# Supplies and Suppliers



## SlingScott (5 mo ago)

I've been looking over the forum and was wondering if there was a list or sticky with good places to get supplies. I've found some of the big ones (SimpleShot, Fowler, Wasp, PP, SniperSling), but was wondering what other places are out there.

Are there any suppliers that are supporting members of the forum?


----------



## Karloshi (Apr 6, 2021)

Others that spring to mind are Slingshooting, GZK and then there is stuff on Amazon, Aliexpress, eBay and etsy. A load of the catapult/slingshot makers like pro-shot, catty shack, catapult carnage in the UK. Not sure State side. I lot of guys on here also make beautiful frames.


----------



## Karloshi (Apr 6, 2021)

A quick search I found this place but maybe others already know it.
Slingshot Bands & Tubes


----------



## Slingshot28 (Feb 15, 2021)

Dankung


----------



## brucered (Dec 30, 2015)

I won't support AliExpress (openly sell fake and fraud items) and a few others. Not because of country or location, but because of how they have acted on the forums or lack there of or shennigans online.

There are too many good guys and vendors to choose from, than to cheap out and save a buck or two.


----------



## vince4242 (Jan 11, 2016)

Welcome to the forum! From my experience I've had the best results with simple shot here in the US and slingshooting.com in china. They have a great customer service they respond quickly with a questions or any concerns and it's about a 3 week shipping time with free shipping over a certain amount. I have spent thousands of dollars with slingshooting.com and have not been disappointed.

Vince


----------



## Bugar (Dec 24, 2009)

For myself, I always try to stick with the forum, sponsors, or the folk that are on here, never had a problem of any kind that wasn’t resolved, just good dealings, I think #1 all the way, my opinion.


----------



## StringSlap (Mar 2, 2019)

SlingTech and Double L Slingshot Supplies.
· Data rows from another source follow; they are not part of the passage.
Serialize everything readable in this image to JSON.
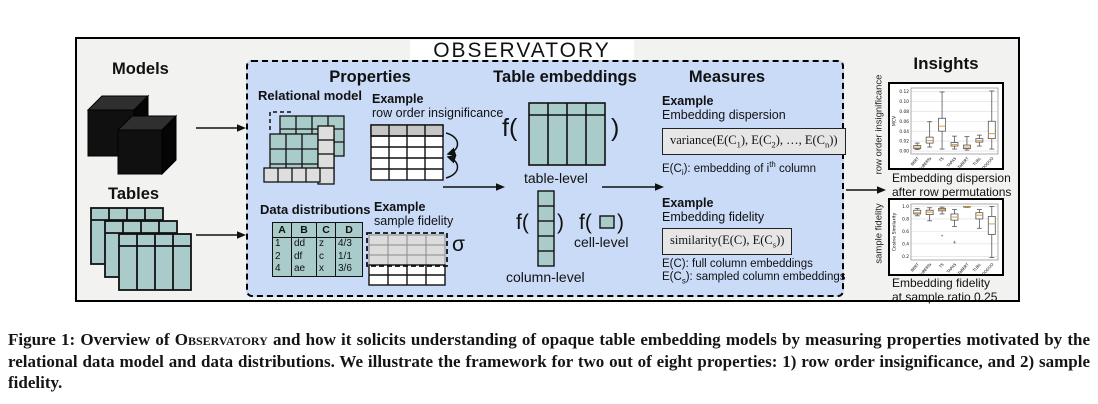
{
  "figure": {
    "title": "OBSERVATORY",
    "left": {
      "models_label": "Models",
      "tables_label": "Tables"
    },
    "properties": {
      "heading": "Properties",
      "relational_model_label": "Relational model",
      "example1_label": "Example",
      "example1_sub": "row order insignificance",
      "data_distributions_label": "Data distributions",
      "data_table": {
        "headers": [
          "A",
          "B",
          "C",
          "D"
        ],
        "rows": [
          [
            "1",
            "dd",
            "z",
            "4/3"
          ],
          [
            "2",
            "df",
            "c",
            "1/1"
          ],
          [
            "4",
            "ae",
            "x",
            "3/6"
          ]
        ]
      },
      "example2_label": "Example",
      "example2_sub": "sample fidelity",
      "sigma": "σ"
    },
    "embeddings": {
      "heading": "Table embeddings",
      "f_open": "f(",
      "f_close": ")",
      "table_level": "table-level",
      "column_level": "column-level",
      "cell_level": "cell-level"
    },
    "measures": {
      "heading": "Measures",
      "example1_label": "Example",
      "example1_sub": "Embedding dispersion",
      "formula1": {
        "p0": "variance(E(C",
        "s0": "1",
        "p1": "), E(C",
        "s1": "2",
        "p2": "), …, E(C",
        "s2": "n",
        "p3": "))"
      },
      "note1": {
        "p0": "E(C",
        "s0": "i",
        "p1": "): embedding of i",
        "sup": "th",
        "p2": " column"
      },
      "example2_label": "Example",
      "example2_sub": "Embedding fidelity",
      "formula2": {
        "p0": "similarity(E(C), E(C",
        "s0": "s",
        "p1": "))"
      },
      "note2a": "E(C): full column embeddings",
      "note2b": {
        "p0": "E(C",
        "s0": "s",
        "p1": "): sampled column embeddings"
      }
    },
    "insights": {
      "heading": "Insights",
      "plot1_caption_line1": "Embedding dispersion",
      "plot1_caption_line2": "after row permutations",
      "plot2_caption_line1": "Embedding fidelity",
      "plot2_caption_line2": "at sample ratio 0.25"
    }
  },
  "caption": {
    "part1": "Figure 1: Overview of ",
    "smallcaps": "Observatory",
    "part2": " and how it solicits understanding of opaque table embedding models by measuring properties motivated by the relational data model and data distributions. We illustrate the framework for two out of eight properties: 1) row order insignificance, and 2) sample fidelity."
  },
  "colors": {
    "table_teal": "#a9ccca",
    "panel_blue": "#c9dbf7",
    "median_orange": "#e39b3b",
    "figure_bg": "#f2f2f0"
  },
  "chart_data": [
    {
      "type": "boxplot",
      "title": "Embedding dispersion after row permutations",
      "ylabel": "MCV",
      "outer_label": "row order insignificance",
      "categories": [
        "BERT",
        "RoBERTa",
        "T5",
        "TAPAS",
        "TaBERT",
        "TURL",
        "DODUO"
      ],
      "ylim": [
        -0.006,
        0.127
      ],
      "yticks": [
        0.0,
        0.02,
        0.04,
        0.06,
        0.08,
        0.1,
        0.12
      ],
      "ytick_labels": [
        "0.00",
        "0.02",
        "0.04",
        "0.06",
        "0.08",
        "0.10",
        "0.12"
      ],
      "grid": true,
      "series": [
        {
          "name": "BERT",
          "whislo": 0.003,
          "q1": 0.005,
          "med": 0.008,
          "q3": 0.011,
          "whishi": 0.016,
          "outliers": []
        },
        {
          "name": "RoBERTa",
          "whislo": 0.008,
          "q1": 0.016,
          "med": 0.021,
          "q3": 0.028,
          "whishi": 0.059,
          "outliers": []
        },
        {
          "name": "T5",
          "whislo": 0.004,
          "q1": 0.04,
          "med": 0.05,
          "q3": 0.066,
          "whishi": 0.119,
          "outliers": []
        },
        {
          "name": "TAPAS",
          "whislo": 0.004,
          "q1": 0.01,
          "med": 0.013,
          "q3": 0.017,
          "whishi": 0.03,
          "outliers": []
        },
        {
          "name": "TaBERT",
          "whislo": 0.002,
          "q1": 0.005,
          "med": 0.008,
          "q3": 0.012,
          "whishi": 0.029,
          "outliers": []
        },
        {
          "name": "TURL",
          "whislo": 0.01,
          "q1": 0.018,
          "med": 0.021,
          "q3": 0.025,
          "whishi": 0.032,
          "outliers": []
        },
        {
          "name": "DODUO",
          "whislo": 0.004,
          "q1": 0.025,
          "med": 0.035,
          "q3": 0.06,
          "whishi": 0.121,
          "outliers": []
        }
      ]
    },
    {
      "type": "boxplot",
      "title": "Embedding fidelity at sample ratio 0.25",
      "ylabel": "Cosine Similarity",
      "outer_label": "sample fidelity",
      "categories": [
        "BERT",
        "RoBERTa",
        "T5",
        "TAPAS",
        "TaBERT",
        "TURL",
        "DODUO"
      ],
      "ylim": [
        0.14,
        1.04
      ],
      "yticks": [
        0.2,
        0.4,
        0.6,
        0.8,
        1.0
      ],
      "ytick_labels": [
        "0.2",
        "0.4",
        "0.6",
        "0.8",
        "1.0"
      ],
      "grid": true,
      "series": [
        {
          "name": "BERT",
          "whislo": 0.85,
          "q1": 0.88,
          "med": 0.9,
          "q3": 0.94,
          "whishi": 0.97,
          "outliers": []
        },
        {
          "name": "RoBERTa",
          "whislo": 0.77,
          "q1": 0.87,
          "med": 0.91,
          "q3": 0.94,
          "whishi": 0.98,
          "outliers": []
        },
        {
          "name": "T5",
          "whislo": 0.88,
          "q1": 0.93,
          "med": 0.95,
          "q3": 0.97,
          "whishi": 0.99,
          "outliers": [
            0.53
          ]
        },
        {
          "name": "TAPAS",
          "whislo": 0.68,
          "q1": 0.78,
          "med": 0.83,
          "q3": 0.88,
          "whishi": 0.95,
          "outliers": [
            0.42,
            0.43
          ]
        },
        {
          "name": "TaBERT",
          "whislo": 0.985,
          "q1": 0.99,
          "med": 0.995,
          "q3": 1.0,
          "whishi": 1.0,
          "outliers": []
        },
        {
          "name": "TURL",
          "whislo": 0.65,
          "q1": 0.8,
          "med": 0.86,
          "q3": 0.9,
          "whishi": 0.95,
          "outliers": []
        },
        {
          "name": "DODUO",
          "whislo": 0.18,
          "q1": 0.55,
          "med": 0.72,
          "q3": 0.84,
          "whishi": 1.0,
          "outliers": []
        }
      ]
    }
  ]
}
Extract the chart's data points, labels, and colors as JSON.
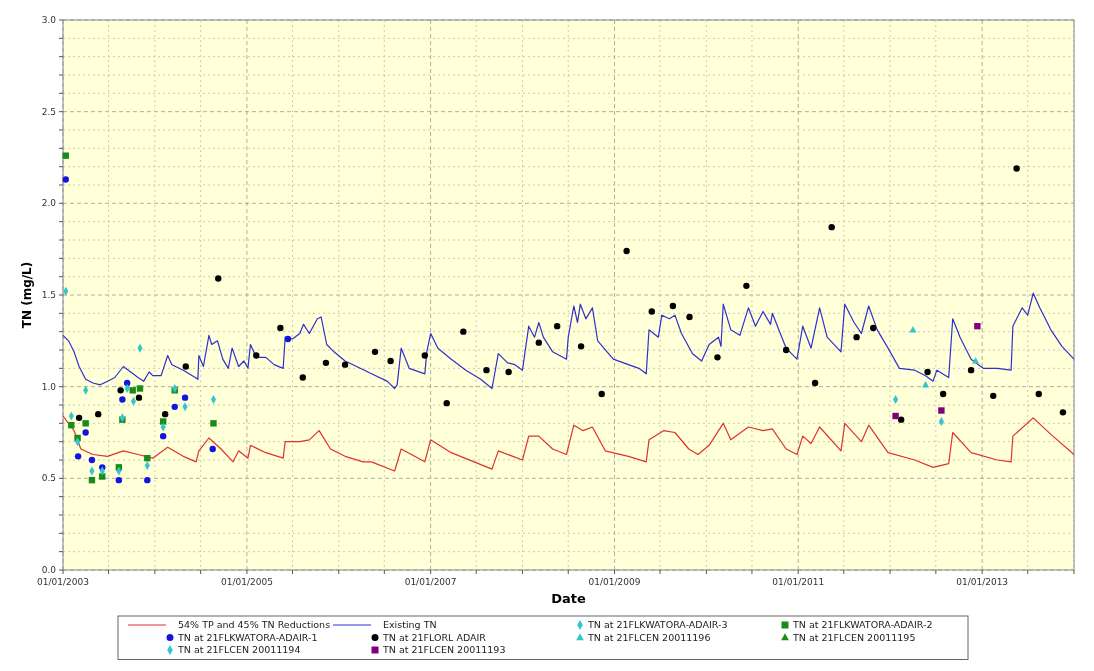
{
  "chart_data": {
    "type": "scatter",
    "xlabel": "Date",
    "ylabel": "TN (mg/L)",
    "xlim": [
      "2003-01-01",
      "2014-01-01"
    ],
    "ylim": [
      0,
      3
    ],
    "xticks": [
      {
        "value": "2003-01-01",
        "label": "01/01/2003"
      },
      {
        "value": "2003-07-01",
        "label": null
      },
      {
        "value": "2004-01-01",
        "label": null
      },
      {
        "value": "2004-07-01",
        "label": null
      },
      {
        "value": "2005-01-01",
        "label": "01/01/2005"
      },
      {
        "value": "2005-07-01",
        "label": null
      },
      {
        "value": "2006-01-01",
        "label": null
      },
      {
        "value": "2006-07-01",
        "label": null
      },
      {
        "value": "2007-01-01",
        "label": "01/01/2007"
      },
      {
        "value": "2007-07-01",
        "label": null
      },
      {
        "value": "2008-01-01",
        "label": null
      },
      {
        "value": "2008-07-01",
        "label": null
      },
      {
        "value": "2009-01-01",
        "label": "01/01/2009"
      },
      {
        "value": "2009-07-01",
        "label": null
      },
      {
        "value": "2010-01-01",
        "label": null
      },
      {
        "value": "2010-07-01",
        "label": null
      },
      {
        "value": "2011-01-01",
        "label": "01/01/2011"
      },
      {
        "value": "2011-07-01",
        "label": null
      },
      {
        "value": "2012-01-01",
        "label": null
      },
      {
        "value": "2012-07-01",
        "label": null
      },
      {
        "value": "2013-01-01",
        "label": "01/01/2013"
      },
      {
        "value": "2013-07-01",
        "label": null
      },
      {
        "value": "2014-01-01",
        "label": null
      }
    ],
    "yticks": [
      {
        "value": 0,
        "label": "0.0"
      },
      {
        "value": 0.1,
        "label": null
      },
      {
        "value": 0.2,
        "label": null
      },
      {
        "value": 0.3,
        "label": null
      },
      {
        "value": 0.4,
        "label": null
      },
      {
        "value": 0.5,
        "label": "0.5"
      },
      {
        "value": 0.6,
        "label": null
      },
      {
        "value": 0.7,
        "label": null
      },
      {
        "value": 0.8,
        "label": null
      },
      {
        "value": 0.9,
        "label": null
      },
      {
        "value": 1,
        "label": "1.0"
      },
      {
        "value": 1.1,
        "label": null
      },
      {
        "value": 1.2,
        "label": null
      },
      {
        "value": 1.3,
        "label": null
      },
      {
        "value": 1.4,
        "label": null
      },
      {
        "value": 1.5,
        "label": "1.5"
      },
      {
        "value": 1.6,
        "label": null
      },
      {
        "value": 1.7,
        "label": null
      },
      {
        "value": 1.8,
        "label": null
      },
      {
        "value": 1.9,
        "label": null
      },
      {
        "value": 2,
        "label": "2.0"
      },
      {
        "value": 2.1,
        "label": null
      },
      {
        "value": 2.2,
        "label": null
      },
      {
        "value": 2.3,
        "label": null
      },
      {
        "value": 2.4,
        "label": null
      },
      {
        "value": 2.5,
        "label": "2.5"
      },
      {
        "value": 2.6,
        "label": null
      },
      {
        "value": 2.7,
        "label": null
      },
      {
        "value": 2.8,
        "label": null
      },
      {
        "value": 2.9,
        "label": null
      },
      {
        "value": 3,
        "label": "3.0"
      }
    ],
    "grid": true,
    "legend": "bottom",
    "series": [
      {
        "name": "54% TP and 45% TN Reductions",
        "type": "line",
        "color": "#e03030",
        "line_style": "solid",
        "x": [
          "2003-01-01",
          "2003-02-14",
          "2003-03-13",
          "2003-04-30",
          "2003-06-27",
          "2003-08-29",
          "2003-10-26",
          "2003-12-24",
          "2004-02-21",
          "2004-04-23",
          "2004-06-13",
          "2004-06-24",
          "2004-08-03",
          "2004-09-20",
          "2004-11-07",
          "2004-11-29",
          "2005-01-05",
          "2005-01-15",
          "2005-03-17",
          "2005-05-25",
          "2005-06-02",
          "2005-07-30",
          "2005-09-06",
          "2005-10-15",
          "2005-11-29",
          "2006-01-26",
          "2006-04-08",
          "2006-05-11",
          "2006-08-11",
          "2006-09-06",
          "2006-12-09",
          "2007-01-01",
          "2007-03-24",
          "2007-09-02",
          "2007-09-27",
          "2008-01-01",
          "2008-01-26",
          "2008-03-06",
          "2008-04-30",
          "2008-06-24",
          "2008-07-23",
          "2008-08-29",
          "2008-10-05",
          "2008-11-25",
          "2009-02-25",
          "2009-05-07",
          "2009-05-18",
          "2009-07-15",
          "2009-08-29",
          "2009-10-23",
          "2009-11-29",
          "2010-01-12",
          "2010-03-09",
          "2010-04-08",
          "2010-06-17",
          "2010-08-14",
          "2010-09-20",
          "2010-11-14",
          "2010-12-27",
          "2011-01-19",
          "2011-02-21",
          "2011-03-27",
          "2011-06-20",
          "2011-07-05",
          "2011-09-09",
          "2011-10-08",
          "2011-12-24",
          "2012-04-08",
          "2012-06-20",
          "2012-08-21",
          "2012-09-06",
          "2012-11-18",
          "2013-03-02",
          "2013-04-26",
          "2013-05-03",
          "2013-07-23",
          "2013-10-01",
          "2014-01-01"
        ],
        "values": [
          0.84,
          0.76,
          0.66,
          0.63,
          0.62,
          0.65,
          0.63,
          0.61,
          0.67,
          0.62,
          0.59,
          0.65,
          0.72,
          0.66,
          0.59,
          0.65,
          0.61,
          0.68,
          0.64,
          0.61,
          0.7,
          0.7,
          0.71,
          0.76,
          0.66,
          0.62,
          0.59,
          0.59,
          0.54,
          0.66,
          0.59,
          0.71,
          0.64,
          0.55,
          0.65,
          0.6,
          0.73,
          0.73,
          0.66,
          0.63,
          0.79,
          0.76,
          0.78,
          0.65,
          0.62,
          0.59,
          0.71,
          0.76,
          0.75,
          0.66,
          0.63,
          0.68,
          0.8,
          0.71,
          0.78,
          0.76,
          0.77,
          0.66,
          0.63,
          0.73,
          0.69,
          0.78,
          0.65,
          0.8,
          0.7,
          0.79,
          0.64,
          0.6,
          0.56,
          0.58,
          0.75,
          0.64,
          0.6,
          0.59,
          0.73,
          0.83,
          0.74,
          0.63
        ]
      },
      {
        "name": "Existing TN",
        "type": "line",
        "color": "#3030d0",
        "line_style": "solid",
        "x": [
          "2003-01-01",
          "2003-01-23",
          "2003-02-14",
          "2003-03-06",
          "2003-04-01",
          "2003-04-30",
          "2003-05-29",
          "2003-06-27",
          "2003-07-26",
          "2003-08-29",
          "2003-09-27",
          "2003-10-26",
          "2003-11-18",
          "2003-12-09",
          "2003-12-24",
          "2004-01-26",
          "2004-02-21",
          "2004-03-09",
          "2004-04-23",
          "2004-05-29",
          "2004-06-20",
          "2004-06-24",
          "2004-07-12",
          "2004-08-03",
          "2004-08-14",
          "2004-09-06",
          "2004-09-27",
          "2004-10-19",
          "2004-11-03",
          "2004-11-29",
          "2004-12-20",
          "2005-01-05",
          "2005-01-15",
          "2005-02-07",
          "2005-03-17",
          "2005-04-19",
          "2005-05-25",
          "2005-06-02",
          "2005-07-01",
          "2005-07-30",
          "2005-08-14",
          "2005-09-06",
          "2005-10-08",
          "2005-10-23",
          "2005-11-14",
          "2005-12-13",
          "2006-01-26",
          "2006-03-13",
          "2006-05-11",
          "2006-07-12",
          "2006-08-11",
          "2006-08-21",
          "2006-09-06",
          "2006-10-08",
          "2006-12-09",
          "2006-12-17",
          "2007-01-01",
          "2007-01-30",
          "2007-03-24",
          "2007-05-21",
          "2007-07-19",
          "2007-09-02",
          "2007-09-27",
          "2007-11-03",
          "2007-12-02",
          "2008-01-01",
          "2008-01-26",
          "2008-02-18",
          "2008-03-06",
          "2008-03-24",
          "2008-04-30",
          "2008-06-24",
          "2008-07-01",
          "2008-07-23",
          "2008-08-07",
          "2008-08-18",
          "2008-09-09",
          "2008-10-05",
          "2008-10-26",
          "2008-12-27",
          "2009-02-25",
          "2009-04-08",
          "2009-05-07",
          "2009-05-18",
          "2009-06-24",
          "2009-07-08",
          "2009-08-07",
          "2009-08-29",
          "2009-09-24",
          "2009-11-07",
          "2009-12-13",
          "2010-01-12",
          "2010-02-18",
          "2010-02-28",
          "2010-03-09",
          "2010-04-08",
          "2010-05-14",
          "2010-06-17",
          "2010-07-15",
          "2010-08-14",
          "2010-09-13",
          "2010-09-20",
          "2010-11-14",
          "2010-12-27",
          "2011-01-19",
          "2011-02-21",
          "2011-03-27",
          "2011-04-26",
          "2011-06-20",
          "2011-07-05",
          "2011-08-11",
          "2011-09-09",
          "2011-10-08",
          "2011-11-11",
          "2011-12-24",
          "2012-02-07",
          "2012-04-08",
          "2012-05-21",
          "2012-06-20",
          "2012-07-05",
          "2012-08-21",
          "2012-09-06",
          "2012-10-05",
          "2012-11-18",
          "2013-01-05",
          "2013-03-02",
          "2013-04-26",
          "2013-05-03",
          "2013-06-09",
          "2013-07-01",
          "2013-07-23",
          "2013-08-18",
          "2013-10-01",
          "2013-11-14",
          "2014-01-01"
        ],
        "values": [
          1.28,
          1.25,
          1.19,
          1.11,
          1.04,
          1.02,
          1.01,
          1.03,
          1.05,
          1.11,
          1.08,
          1.05,
          1.03,
          1.08,
          1.06,
          1.06,
          1.17,
          1.12,
          1.09,
          1.06,
          1.04,
          1.17,
          1.11,
          1.28,
          1.23,
          1.25,
          1.15,
          1.1,
          1.21,
          1.11,
          1.14,
          1.1,
          1.23,
          1.16,
          1.16,
          1.12,
          1.1,
          1.27,
          1.26,
          1.29,
          1.34,
          1.29,
          1.37,
          1.38,
          1.23,
          1.19,
          1.14,
          1.11,
          1.07,
          1.03,
          0.99,
          1.01,
          1.21,
          1.1,
          1.07,
          1.19,
          1.29,
          1.21,
          1.15,
          1.09,
          1.04,
          0.99,
          1.18,
          1.13,
          1.12,
          1.09,
          1.33,
          1.27,
          1.35,
          1.27,
          1.19,
          1.15,
          1.27,
          1.44,
          1.35,
          1.45,
          1.37,
          1.43,
          1.25,
          1.15,
          1.12,
          1.1,
          1.07,
          1.31,
          1.27,
          1.39,
          1.37,
          1.39,
          1.29,
          1.18,
          1.14,
          1.23,
          1.27,
          1.22,
          1.45,
          1.31,
          1.28,
          1.43,
          1.33,
          1.41,
          1.34,
          1.4,
          1.21,
          1.15,
          1.33,
          1.21,
          1.43,
          1.27,
          1.19,
          1.45,
          1.35,
          1.29,
          1.44,
          1.31,
          1.21,
          1.1,
          1.09,
          1.06,
          1.03,
          1.09,
          1.05,
          1.37,
          1.27,
          1.15,
          1.1,
          1.1,
          1.09,
          1.33,
          1.43,
          1.39,
          1.51,
          1.43,
          1.31,
          1.22,
          1.15
        ]
      },
      {
        "name": "TN at 21FLKWATORA-ADAIR-3",
        "color": "#33c6cc",
        "marker": "diamond",
        "x": [
          "2003-01-12",
          "2003-02-03",
          "2003-02-28",
          "2003-04-01",
          "2003-04-26",
          "2003-06-06",
          "2003-08-11",
          "2003-08-25",
          "2003-09-13",
          "2003-10-08",
          "2003-11-03",
          "2003-12-02",
          "2004-02-03",
          "2004-03-20",
          "2004-04-30",
          "2004-08-21"
        ],
        "values": [
          1.52,
          0.84,
          0.7,
          0.98,
          0.54,
          0.54,
          0.54,
          0.83,
          0.99,
          0.92,
          1.21,
          0.57,
          0.78,
          0.99,
          0.89,
          0.93
        ]
      },
      {
        "name": "TN at 21FLKWATORA-ADAIR-2",
        "color": "#1a8a1a",
        "marker": "square",
        "x": [
          "2003-01-12",
          "2003-02-03",
          "2003-02-28",
          "2003-04-01",
          "2003-04-26",
          "2003-06-06",
          "2003-08-11",
          "2003-08-25",
          "2003-10-05",
          "2003-11-03",
          "2003-12-02",
          "2004-02-03",
          "2004-03-20",
          "2004-08-21"
        ],
        "values": [
          2.26,
          0.79,
          0.72,
          0.8,
          0.49,
          0.51,
          0.56,
          0.82,
          0.98,
          0.99,
          0.61,
          0.81,
          0.98,
          0.8
        ]
      },
      {
        "name": "TN at 21FLKWATORA-ADAIR-1",
        "color": "#1414e0",
        "marker": "circle",
        "x": [
          "2003-01-12",
          "2003-03-02",
          "2003-04-01",
          "2003-04-26",
          "2003-06-06",
          "2003-08-11",
          "2003-08-25",
          "2003-09-13",
          "2003-12-02",
          "2004-02-03",
          "2004-03-20",
          "2004-04-30",
          "2004-08-18",
          "2005-06-13"
        ],
        "values": [
          2.13,
          0.62,
          0.75,
          0.6,
          0.56,
          0.49,
          0.93,
          1.02,
          0.49,
          0.73,
          0.89,
          0.94,
          0.66,
          1.26
        ]
      },
      {
        "name": "TN at 21FLORL ADAIR",
        "color": "#000000",
        "marker": "circle",
        "x": [
          "2003-03-06",
          "2003-05-21",
          "2003-08-18",
          "2003-10-30",
          "2004-02-11",
          "2004-05-03",
          "2004-09-09",
          "2005-02-07",
          "2005-05-14",
          "2005-08-11",
          "2005-11-11",
          "2006-01-26",
          "2006-05-25",
          "2006-07-26",
          "2006-12-09",
          "2007-03-06",
          "2007-05-11",
          "2007-08-11",
          "2007-11-07",
          "2008-03-06",
          "2008-05-18",
          "2008-08-21",
          "2008-11-11",
          "2009-02-18",
          "2009-05-29",
          "2009-08-21",
          "2009-10-26",
          "2010-02-14",
          "2010-06-09",
          "2010-11-14",
          "2011-03-09",
          "2011-05-14",
          "2011-08-21",
          "2011-10-26",
          "2012-02-14",
          "2012-05-29",
          "2012-07-30",
          "2012-11-18",
          "2013-02-14",
          "2013-05-18",
          "2013-08-14",
          "2013-11-18"
        ],
        "values": [
          0.83,
          0.85,
          0.98,
          0.94,
          0.85,
          1.11,
          1.59,
          1.17,
          1.32,
          1.05,
          1.13,
          1.12,
          1.19,
          1.14,
          1.17,
          0.91,
          1.3,
          1.09,
          1.08,
          1.24,
          1.33,
          1.22,
          0.96,
          1.74,
          1.41,
          1.44,
          1.38,
          1.16,
          1.55,
          1.2,
          1.02,
          1.87,
          1.27,
          1.32,
          0.82,
          1.08,
          0.96,
          1.09,
          0.95,
          2.19,
          0.96,
          0.86
        ]
      },
      {
        "name": "TN at 21FLCEN 20011196",
        "color": "#33c6cc",
        "marker": "triangle",
        "x": [
          "2012-04-01",
          "2012-05-21",
          "2012-12-06"
        ],
        "values": [
          1.31,
          1.01,
          1.14
        ]
      },
      {
        "name": "TN at 21FLCEN 20011195",
        "color": "#1a8a1a",
        "marker": "triangle"
      },
      {
        "name": "TN at 21FLCEN 20011194",
        "color": "#33c6cc",
        "marker": "diamond",
        "x": [
          "2012-01-23",
          "2012-07-23"
        ],
        "values": [
          0.93,
          0.81
        ]
      },
      {
        "name": "TN at 21FLCEN 20011193",
        "color": "#800080",
        "marker": "square",
        "x": [
          "2012-01-23",
          "2012-07-23",
          "2012-12-13"
        ],
        "values": [
          0.84,
          0.87,
          1.33
        ]
      }
    ]
  }
}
Both in the U.S. and offer great customer service.


----------



## cpu_melt_down (Mar 20, 2017)

There is this list...

List of Reputable Slingshot/Accessory Vendors


----------



## SlingScott (5 mo ago)

cpu_melt_down said:


> There is this list...
> 
> List of Reputable Slingshot/Accessory Vendors


Thanks.


----------



## Tag (Jun 11, 2014)

PocketPredator.com Owned and operated by Bill and Daranda Hays. They both shoot slingshots quite well. They are an amazing family


----------



## Tag (Jun 11, 2014)

I’ve always had good luck with Simple Shot


----------